Third, every new infection presents an opportunity for further mutations of the virus, and any that can better infect the vaccinated will have a large selection advantage. We have already seen the impact of the Delta variant over the past few months – do we really want to work our way through the Greek alphabet?
Fourth, opening further has been billed as “freedom day”, but for many it is anything but. Those living with health conditions that make them more vulnerable to Covid fear a return to shielding indoors as they are no longer protected by low infection rates and measures such as mask-wearing and physical distancing. As even vaccinated people can and do transmit the virus, many of their friends and relatives too will restrict their activities to protect loved ones. For many, lifting the Covid rules will restrict rather than enable their freedom.
Ultimately, all of this is unnecessary. We have safe and highly effective vaccines, approved for use in everyone over the age of 12. We have an excellent vaccination programme. Evidence suggests that immunity derived from vaccination is more robust than immunity from infection, particularly against new variants. We could offer two doses of vaccine to everyone over 12 by the autumn, offering as many people as possible the protection of vaccination rather than the gamble of infection.

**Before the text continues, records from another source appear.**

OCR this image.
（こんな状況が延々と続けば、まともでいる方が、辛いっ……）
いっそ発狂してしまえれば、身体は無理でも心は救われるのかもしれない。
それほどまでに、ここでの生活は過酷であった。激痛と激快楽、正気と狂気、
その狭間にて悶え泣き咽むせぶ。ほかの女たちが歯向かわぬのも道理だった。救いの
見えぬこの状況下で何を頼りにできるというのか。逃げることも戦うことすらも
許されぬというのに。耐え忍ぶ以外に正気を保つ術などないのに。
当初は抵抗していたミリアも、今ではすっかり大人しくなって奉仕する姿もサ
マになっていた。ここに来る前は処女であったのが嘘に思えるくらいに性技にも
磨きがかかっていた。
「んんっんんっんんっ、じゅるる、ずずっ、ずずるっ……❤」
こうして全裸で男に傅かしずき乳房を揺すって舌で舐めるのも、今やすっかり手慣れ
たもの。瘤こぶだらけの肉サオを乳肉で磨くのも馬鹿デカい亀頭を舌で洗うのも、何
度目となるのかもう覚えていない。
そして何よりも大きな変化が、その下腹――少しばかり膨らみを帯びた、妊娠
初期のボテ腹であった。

The argument that delaying now will only result in more infections later in the winter ignores three things: the protection millions more (including adolescents) can have from vaccination; the potential for vulnerable adults to receive booster shots in autumn; and, crucially, our ability to offset the additional infection risks of winter with public health measures
If you accept that infections both matter and are avoidable, then it’s not about further opening on 19 July, which can only make things worse, but about what we can do now to halt exponential growth and bring down cases. We need to act quickly and act decisively, with strategic testing, contact tracing and supported isolation (including the vaccinated) in all regions, learning from successful efforts in Bolton and Blackburn earlier this summer; a continued requirement to work from home where possible; and with short-lived restrictions, such as a return to outdoor dining, if local directors of public health consider it necessary; and mask-wearing made compulsory again in secondary schools. Any brief return to restrictions must come with financial support for those people and businesses affected.

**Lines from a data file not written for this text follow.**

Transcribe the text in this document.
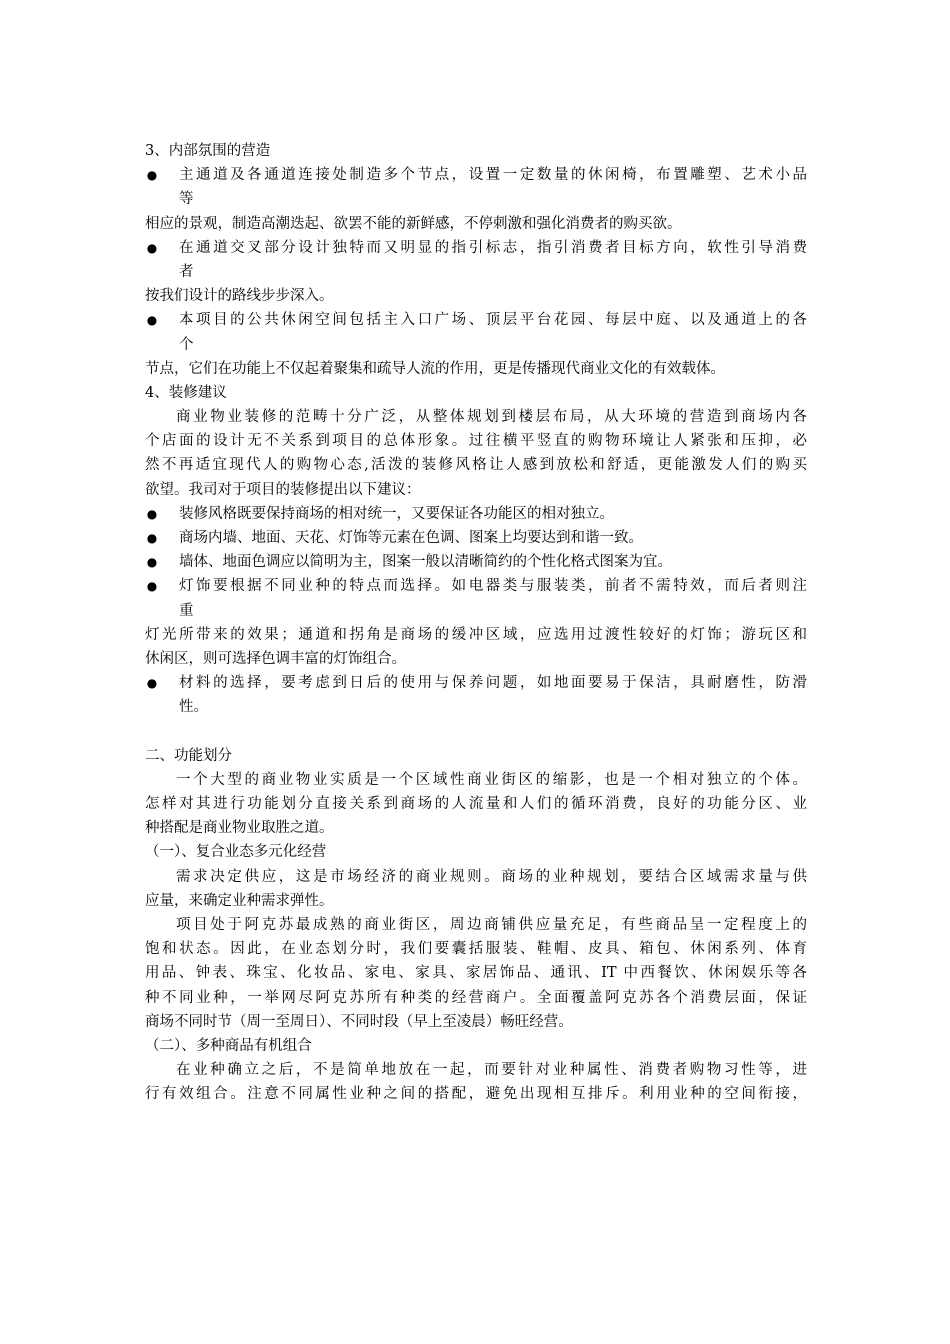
3、内部氛围的营造
● 主通道及各通道连接处制造多个节点，设置一定数量的休闲椅，布置雕塑、艺术小品
等
相应的景观，制造高潮迭起、欲罢不能的新鲜感，不停刺激和强化消费者的购买欲。
● 在通道交叉部分设计独特而又明显的指引标志，指引消费者目标方向，软性引导消费
者
按我们设计的路线步步深入。
● 本项目的公共休闲空间包括主入口广场、顶层平台花园、每层中庭、以及通道上的各
个
节点，它们在功能上不仅起着聚集和疏导人流的作用，更是传播现代商业文化的有效载体。
4、装修建议
商业物业装修的范畴十分广泛，从整体规划到楼层布局，从大环境的营造到商场内各
个店面的设计无不关系到项目的总体形象。过往横平竖直的购物环境让人紧张和压抑，必
然不再适宜现代人的购物心态,活泼的装修风格让人感到放松和舒适，更能激发人们的购买
欲望。我司对于项目的装修提出以下建议：
● 装修风格既要保持商场的相对统一，又要保证各功能区的相对独立。
● 商场内墙、地面、天花、灯饰等元素在色调、图案上均要达到和谐一致。
● 墙体、地面色调应以简明为主，图案一般以清晰简约的个性化格式图案为宜。
● 灯饰要根据不同业种的特点而选择。如电器类与服装类，前者不需特效，而后者则注
重
灯光所带来的效果；通道和拐角是商场的缓冲区域，应选用过渡性较好的灯饰；游玩区和
休闲区，则可选择色调丰富的灯饰组合。
● 材料的选择，要考虑到日后的使用与保养问题，如地面要易于保洁，具耐磨性，防滑
性。
二、功能划分
一个大型的商业物业实质是一个区域性商业街区的缩影，也是一个相对独立的个体。
怎样对其进行功能划分直接关系到商场的人流量和人们的循环消费，良好的功能分区、业
种搭配是商业物业取胜之道。
（一）、复合业态多元化经营
需求决定供应，这是市场经济的商业规则。商场的业种规划，要结合区域需求量与供
应量，来确定业种需求弹性。
项目处于阿克苏最成熟的商业街区，周边商铺供应量充足，有些商品呈一定程度上的
饱和状态。因此，在业态划分时，我们要囊括服装、鞋帽、皮具、箱包、休闲系列、体育
用品、钟表、珠宝、化妆品、家电、家具、家居饰品、通讯、IT 中西餐饮、休闲娱乐等各
种不同业种，一举网尽阿克苏所有种类的经营商户。全面覆盖阿克苏各个消费层面，保证
商场不同时节（周一至周日）、不同时段（早上至凌晨）畅旺经营。
（二）、多种商品有机组合
在业种确立之后，不是简单地放在一起，而要针对业种属性、消费者购物习性等，进
行有效组合。注意不同属性业种之间的搭配，避免出现相互排斥。利用业种的空间衔接，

Infectious diseases are a matter of collective, rather than personal, responsibility. As a society, we could choose to keep in place mask-wearing, some physical distancing and supported isolation of cases and contacts. We could choose to invest in ventilation in business and school buildings – a long-term public health benefit and a key mitigation against Covid. We could choose to suppress this virus over winter and protect our population and our NHS and so provide far more freedom to go about our daily lives. The current government position is that it’s not even going to try. This is not good enough and we have to demand better.